La Ville de Gikongoro était l'une des entités administratives de l'ancienne province de Gikongoro. Située au Sud-Ouest du pays, celle-ci était subdivisée en sept districts : Nshili, Kaduha, Karaba, Mudasomwa, Mushubi, Nyaruguru et la Ville de Gikongoro.

Selon les lois n° 4/2001 du 13 janvier 2001, n°5/2001 du 18 janvier 2001 n° 7/2001 du 19 janvier 2001 «portant respectivement sur l'organisation et le fonctionnement des districts, des circonscriptions urbaines et de la Ville de Kigali » chaque chef-lieu de province a été conçu comme une ville, C'est ainsi que la ville de Gikongoro fut l'une des unités administratives autonomes de l'ancienne Province de Gikongoro.

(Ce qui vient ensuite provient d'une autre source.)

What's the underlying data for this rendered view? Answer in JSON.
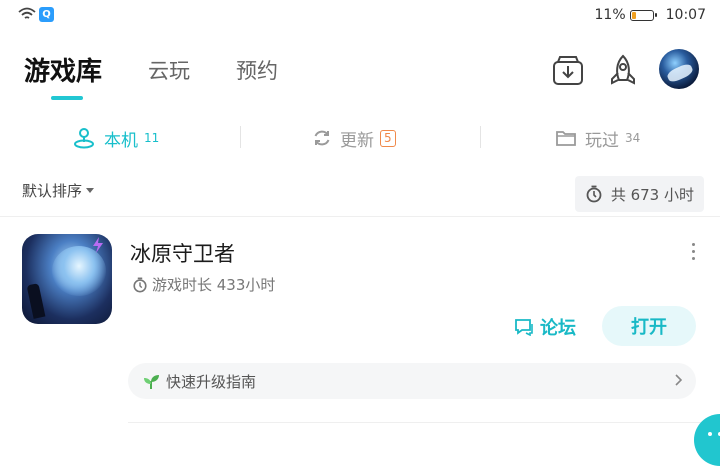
{
  "status_bar": {
    "battery": "11%",
    "time": "10:07",
    "app_badge": "Q"
  },
  "header": {
    "tabs": [
      {
        "label": "游戏库",
        "active": true
      },
      {
        "label": "云玩",
        "active": false
      },
      {
        "label": "预约",
        "active": false
      }
    ],
    "icons": [
      "download-icon",
      "rocket-icon",
      "avatar"
    ]
  },
  "subtabs": [
    {
      "label": "本机",
      "count": "11",
      "icon": "joystick-icon",
      "active": true
    },
    {
      "label": "更新",
      "count": "5",
      "icon": "refresh-icon",
      "active": false
    },
    {
      "label": "玩过",
      "count": "34",
      "icon": "folder-icon",
      "active": false
    }
  ],
  "sort": {
    "label": "默认排序",
    "total": "共 673 小时"
  },
  "game": {
    "title": "冰原守卫者",
    "playtime": "游戏时长 433小时",
    "forum_label": "论坛",
    "open_label": "打开",
    "guide_label": "快速升级指南"
  },
  "colors": {
    "accent": "#19b9c6",
    "update_badge": "#f08a4b"
  }
}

Figure 1. La localisation de la Ville de Gikongoro dans l'ancienne Province de Gikongoro.

La Ville de Gikongoro était composée de 6 secteurs à savoir Gasaka, Kamegeri, Ngiryi, Remera, Kizi et Gikongoro. Son centre ville qui était le chef-lieu administratif et économique de l'ancienne Province de Gikongoro qui abrite actuellement le bureau du district de Nyamagabe.

Avec la reforme administrative de janvier 2006 qui a divisé le Rwanda en quatre provinces et la ville de Kigali, la Ville de Gikongoro a été combinée avec les ex-districts de Kaduha, Mushubi, Mudasomwa, et une partie du district de Karaba pour former l'actuel district de Nyamagabe, l'un des huit district de la province du Sud.

Figure 2: Localisation de la ville de Gikongoro dans le District de Nyamagabe

Comme le montre la carte ci-haut, les quatre secteurs de la Ville de Gikongoro, Gasaka, Remera, Gikongoro et Ngiryi ont été combinés pour former l'actuel secteur de Gasaka. Les deux autres secteurs, Kamegeri et Kizi font actuellement partie du nouveau secteur de Kamegeri.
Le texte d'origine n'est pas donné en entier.